De raadsman stelt dat er geen sprake is geweest van een nauwe en bewuste samenwerking en verwijst daarbij naar de jurisprudentie vanaf 2014 omtrent de deelnemingsvorm medeplegen. Daarnaast heeft de verdachte de hennep niet opzettelijk aanwezig gehad. Het enkele feit dat de verdachte in de keuken van de woning was, betekent namelijk niet dat de hennep zich in zijn machtssfeer bevond.
De raadsman betwist de verklaring van verbalisant [verbalisant 1] gerelateerd in het proces-verbaal van bevindingen dat hij, direct nadat de voordeur wordt geopend, een aantal personen uit de knipruimte ziet komen. De raadsman acht het namelijk ongeloofwaardig dat deze personen pas uit de knipruimte komen op het moment dat de deur wordt geopend. Zij moeten hebben geweten dat de politie al enige tijd, zo’n 45 minuten, rondom de woning liep.

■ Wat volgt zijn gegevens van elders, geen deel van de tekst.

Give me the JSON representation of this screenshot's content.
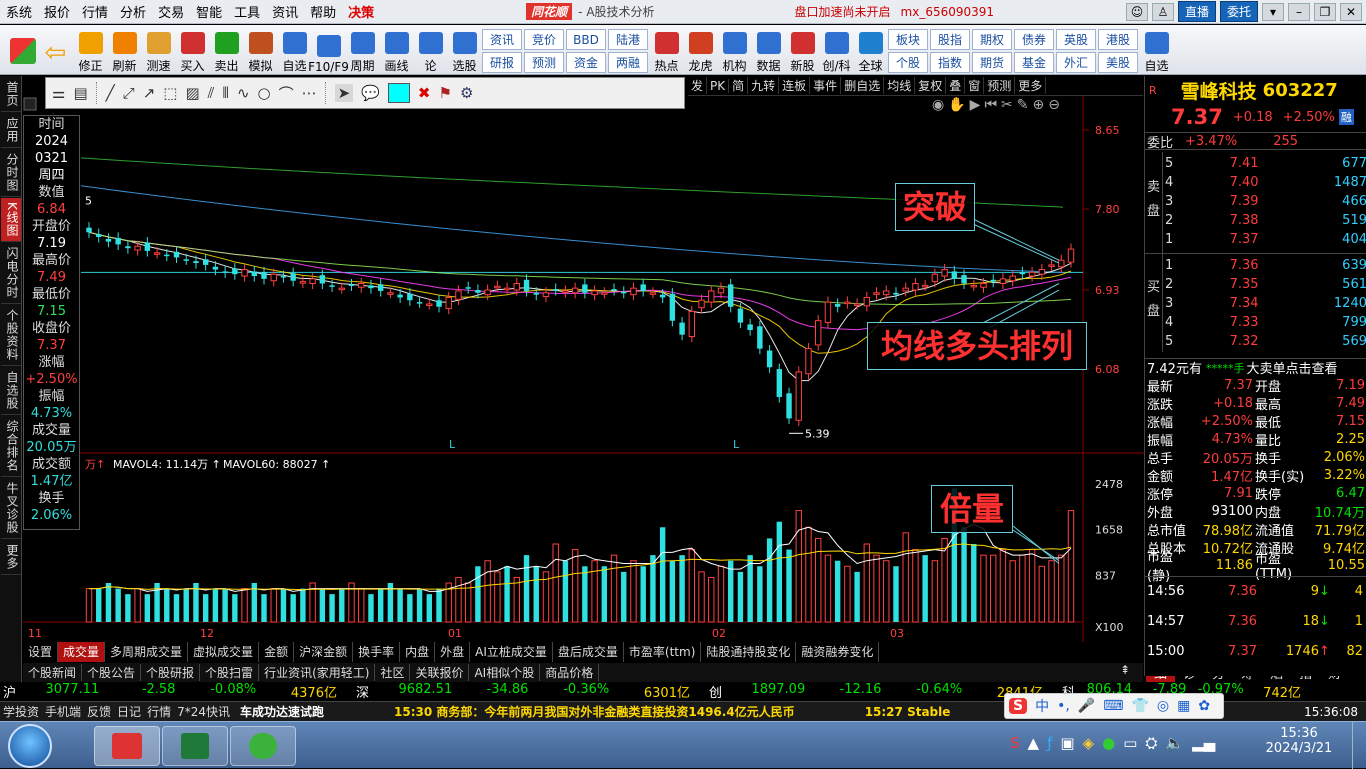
{
  "menu": {
    "items": [
      "系统",
      "报价",
      "行情",
      "分析",
      "交易",
      "智能",
      "工具",
      "资讯",
      "帮助"
    ],
    "highlight": "决策",
    "brand": "同花顺",
    "subtitle": "- A股技术分析",
    "status": "盘口加速尚未开启",
    "account": "mx_656090391",
    "btn_live": "直播",
    "btn_delegate": "委托"
  },
  "toolbar": {
    "items": [
      {
        "label": "修正",
        "icon": "up-arrow-icon"
      },
      {
        "label": "刷新",
        "icon": "refresh-icon"
      },
      {
        "label": "测速",
        "icon": "clock-icon"
      },
      {
        "label": "买入",
        "icon": "buy-icon"
      },
      {
        "label": "卖出",
        "icon": "sell-icon"
      },
      {
        "label": "模拟",
        "icon": "hammer-icon"
      },
      {
        "label": "自选",
        "icon": "favorite-icon"
      },
      {
        "label": "F10/F9",
        "icon": "f10-icon"
      },
      {
        "label": "周期",
        "icon": "period-icon"
      },
      {
        "label": "画线",
        "icon": "draw-icon"
      },
      {
        "label": "论",
        "icon": "forum-icon"
      },
      {
        "label": "选股",
        "icon": "select-icon"
      }
    ],
    "pairs": [
      [
        "资讯",
        "研报"
      ],
      [
        "竞价",
        "预测"
      ],
      [
        "BBD",
        "资金"
      ],
      [
        "陆港",
        "两融"
      ]
    ],
    "items2": [
      {
        "label": "热点"
      },
      {
        "label": "龙虎"
      },
      {
        "label": "机构"
      },
      {
        "label": "数据"
      },
      {
        "label": "新股"
      },
      {
        "label": "创/科"
      },
      {
        "label": "全球"
      }
    ],
    "pairs2": [
      [
        "板块",
        "个股"
      ],
      [
        "股指",
        "指数"
      ],
      [
        "期权",
        "期货"
      ],
      [
        "债券",
        "基金"
      ],
      [
        "英股",
        "外汇"
      ],
      [
        "港股",
        "美股"
      ]
    ],
    "last": "自选"
  },
  "lefttabs": [
    "首页",
    "应用",
    "分时图",
    "K线图",
    "闪电分时",
    "个股资料",
    "自选股",
    "综合排名",
    "牛叉诊股",
    "更多"
  ],
  "drawbar": {
    "color": "#00ffff"
  },
  "chartnav": [
    "发",
    "PK",
    "简",
    "九转",
    "连板",
    "事件",
    "删自选",
    "均线",
    "复权",
    "叠",
    "窗",
    "预测",
    "更多"
  ],
  "info": {
    "time_label": "时间",
    "year": "2024",
    "date": "0321",
    "weekday": "周四",
    "value_label": "数值",
    "value": "6.84",
    "open_label": "开盘价",
    "open": "7.19",
    "high_label": "最高价",
    "high": "7.49",
    "low_label": "最低价",
    "low": "7.15",
    "close_label": "收盘价",
    "close": "7.37",
    "chg_label": "涨幅",
    "chg": "+2.50%",
    "amp_label": "振幅",
    "amp": "4.73%",
    "vol_label": "成交量",
    "vol": "20.05万",
    "amt_label": "成交额",
    "amt": "1.47亿",
    "turn_label": "换手",
    "turn": "2.06%"
  },
  "chart_data": {
    "type": "candlestick",
    "price_axis": [
      "8.65",
      "7.80",
      "6.93",
      "6.08"
    ],
    "vol_axis": [
      "2478",
      "1658",
      "837",
      "X100"
    ],
    "months": [
      "11",
      "12",
      "01",
      "02",
      "03"
    ],
    "low_mark": "5.39",
    "start_mark": "5",
    "vol_legend": {
      "prefix": "万",
      "ma4": "MAVOL4: 11.14万",
      "ma60": "MAVOL60: 88027"
    },
    "markers": [
      "L",
      "L"
    ],
    "closes": [
      7.55,
      7.5,
      7.45,
      7.42,
      7.38,
      7.4,
      7.35,
      7.33,
      7.3,
      7.28,
      7.26,
      7.22,
      7.2,
      7.15,
      7.12,
      7.1,
      7.15,
      7.08,
      7.05,
      7.1,
      7.07,
      7.03,
      7.02,
      7.05,
      7.0,
      6.97,
      6.95,
      6.98,
      7.0,
      6.95,
      6.92,
      6.9,
      6.85,
      6.82,
      6.8,
      6.78,
      6.75,
      6.85,
      6.92,
      6.95,
      6.9,
      6.93,
      6.97,
      6.95,
      7.0,
      6.92,
      6.88,
      6.9,
      6.93,
      6.92,
      6.95,
      6.9,
      6.92,
      6.9,
      6.93,
      6.9,
      6.95,
      6.92,
      6.9,
      6.85,
      6.6,
      6.45,
      6.7,
      6.82,
      6.92,
      6.95,
      6.75,
      6.58,
      6.5,
      6.3,
      6.1,
      5.78,
      5.55,
      6.05,
      6.3,
      6.6,
      6.8,
      6.75,
      6.8,
      6.78,
      6.85,
      6.9,
      6.92,
      6.88,
      6.95,
      7.0,
      6.98,
      7.1,
      7.15,
      7.05,
      7.0,
      6.98,
      7.0,
      7.02,
      7.05,
      7.08,
      7.1,
      7.12,
      7.15,
      7.2,
      7.25,
      7.37
    ],
    "vols": [
      6,
      6,
      7,
      6,
      5,
      6,
      5,
      7,
      6,
      5,
      6,
      7,
      5,
      6,
      6,
      5,
      6,
      7,
      5,
      6,
      6,
      5,
      6,
      7,
      6,
      5,
      6,
      7,
      6,
      5,
      6,
      7,
      6,
      5,
      6,
      5,
      6,
      7,
      8,
      7,
      10,
      11,
      9,
      10,
      8,
      12,
      10,
      9,
      14,
      11,
      13,
      10,
      11,
      10,
      12,
      9,
      11,
      10,
      12,
      17,
      11,
      12,
      13,
      9,
      8,
      10,
      11,
      9,
      12,
      10,
      15,
      18,
      13,
      20,
      17,
      15,
      12,
      11,
      10,
      9,
      14,
      12,
      11,
      10,
      16,
      13,
      12,
      11,
      15,
      24,
      17,
      14,
      12,
      12,
      13,
      11,
      12,
      13,
      10,
      11,
      12,
      20
    ]
  },
  "annotations": {
    "breakout": "突破",
    "ma_bull": "均线多头排列",
    "double_vol": "倍量"
  },
  "bottomtabs": [
    "设置",
    "成交量",
    "多周期成交量",
    "虚拟成交量",
    "金额",
    "沪深金额",
    "换手率",
    "内盘",
    "外盘",
    "AI立桩成交量",
    "盘后成交量",
    "市盈率(ttm)",
    "陆股通持股变化",
    "融资融券变化"
  ],
  "newstabs": [
    "个股新闻",
    "个股公告",
    "个股研报",
    "个股扫雷",
    "行业资讯(家用轻工)",
    "社区",
    "关联报价",
    "AI相似个股",
    "商品价格"
  ],
  "rightnewstabs": [
    "细",
    "诊",
    "分",
    "筹",
    "焰",
    "指",
    "财"
  ],
  "stock": {
    "name": "雪峰科技",
    "code": "603227",
    "price": "7.37",
    "chg": "+0.18",
    "pct": "+2.50%",
    "tag": "融",
    "wb_label": "委比",
    "wb": "+3.47%",
    "wb_diff": "255",
    "sell": [
      [
        "5",
        "7.41",
        "677"
      ],
      [
        "4",
        "7.40",
        "1487"
      ],
      [
        "3",
        "7.39",
        "466"
      ],
      [
        "2",
        "7.38",
        "519"
      ],
      [
        "1",
        "7.37",
        "404"
      ]
    ],
    "buy": [
      [
        "1",
        "7.36",
        "639"
      ],
      [
        "2",
        "7.35",
        "561"
      ],
      [
        "3",
        "7.34",
        "1240"
      ],
      [
        "4",
        "7.33",
        "799"
      ],
      [
        "5",
        "7.32",
        "569"
      ]
    ],
    "sell_label": "卖盘",
    "buy_label": "买盘",
    "bigorder": {
      "price": "7.42元有",
      "stars": "*****手",
      "text": "大卖单点击查看"
    },
    "stats": [
      [
        "最新",
        "7.37",
        "开盘",
        "7.19"
      ],
      [
        "涨跌",
        "+0.18",
        "最高",
        "7.49"
      ],
      [
        "涨幅",
        "+2.50%",
        "最低",
        "7.15"
      ],
      [
        "振幅",
        "4.73%",
        "量比",
        "2.25"
      ],
      [
        "总手",
        "20.05万",
        "换手",
        "2.06%"
      ],
      [
        "金额",
        "1.47亿",
        "换手(实)",
        "3.22%"
      ],
      [
        "涨停",
        "7.91",
        "跌停",
        "6.47"
      ],
      [
        "外盘",
        "93100",
        "内盘",
        "10.74万"
      ],
      [
        "总市值",
        "78.98亿",
        "流通值",
        "71.79亿"
      ],
      [
        "总股本",
        "10.72亿",
        "流通股",
        "9.74亿"
      ],
      [
        "市盈(静)",
        "11.86",
        "市盈(TTM)",
        "10.55"
      ]
    ],
    "ticks": [
      [
        "14:56",
        "7.36",
        "9",
        "4"
      ],
      [
        "14:57",
        "7.36",
        "18",
        "1"
      ],
      [
        "15:00",
        "7.37",
        "1746",
        "82"
      ]
    ]
  },
  "index": [
    [
      "沪",
      "3077.11",
      "-2.58",
      "-0.08%",
      "4376亿"
    ],
    [
      "深",
      "9682.51",
      "-34.86",
      "-0.36%",
      "6301亿"
    ],
    [
      "创",
      "1897.09",
      "-12.16",
      "-0.64%",
      "2841亿"
    ],
    [
      "科",
      "806.14",
      "-7.89",
      "-0.97%",
      "742亿"
    ]
  ],
  "statusbar": {
    "items": [
      "学投资",
      "手机端",
      "反馈",
      "日记",
      "行情",
      "7*24快讯"
    ],
    "broker": "车成功达速试跑",
    "news": "15:30 商务部：今年前两月我国对外非金融类直接投资1496.4亿元人民币",
    "news2": "15:27 Stable",
    "time": "15:36:08"
  },
  "taskbar": {
    "time": "15:36",
    "date": "2024/3/21"
  }
}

De raadsman stelt dat de verdachte een redelijke verklaring heeft afgelegd over zijn aanwezigheid in de woning, die niet wordt tegengesproken door het bewijs. Hij is alleen in de keuken geweest. Daar lagen ook zijn autosleutels. Dat verdachte naar hennep rook, is niet vreemd, nu verbalisanten relateren dat de hennepgeur zelfs buiten te ruiken was. De geur kan in de kleding of huid zijn getrokken toen verdachte in de keuken was. Verdachte had voorts geen vuile handen, zoals door verbalisant wordt gerelateerd.
Het oordeel van de rechtbank
Op 11 mei 2015 om 17:36 uur ontving de politie een anonieme melding. De melder gaf aan dat hij op het adres [adres] te [plaats] drie mannen zakken met aarde zag inladen in een wit busje en in een grijze Ford Mondeo. Ook was er een sterke hennepgeur te ruiken. Naar aanleiding van deze melding hebben de verbalisanten [verbalisant 2] en [verbalisant 1] diezelfde dag om 17:44 uur een onderzoek rondom de woning [adres] [plaats] ingesteld. Zij roken aan de achterzijde van de woning de hun ambtshalve bekende geur van hennep. Ook zagen zij dat dat de achterzijde van de woning hermetisch afgesloten was en hoorden zij een mechanisch brommend geluid gelijkend op een in werking zijnde afzuiging.
Op het aanbellen en aankloppen van de verbalisanten werd niet gereageerd, waarna met een machtiging tot binnentreden is geprobeerd om via de voordeur toegang tot de woning te verkrijgen. Toen de daarvoor ingeschakelde slotenmaker er niet in slaagde om de voordeur te openen, heeft deze in opdracht van verbalisant [verbalisant 1] een ruit aan de linkerzijde van de woning op de begane grond ingeslagen om toegang tot de woning te verkrijgen.
Meteen na het inslaan van de ruit hoorde [verbalisant 1] stemmen in de woning en na sommatie om de voordeur te openen, zag [verbalisant 1] dat de voordeur werd geopend door een vrouw. Dit bleek hoofdbewoonster [medeverdachte 1] , medeverdachte, te zijn. [verbalisant 1] kon vanuit de deuropening zien dat achter de vrouw een aantal personen kwam uit een kamer, gelegen direct naast de trap op de begane grond. Toen [verbalisant 1] medeverdachte [medeverdachte 1] de hand schudde, voelde hij dat haar handen plakkerig waren en zag hij dat ze vervuild waren. Ook zag hij dat alle andere personen die uit de woning kwamen, te weten de verdachte en medeverdachten [medeverdachte 2] , [medeverdachte 3] en [medeverdachte 4] , vuile handen hadden.Daarnaast constateerde verbalisant [verbalisant 4] dat de kleding van de verdachte en de medeverdachte [medeverdachte 2] sterk rook naar de hem ambtshalve bekende geur van hennep en dat op de kleding van medeverdachte [medeverdachte 2] tevens resten van hennepplanten zaten.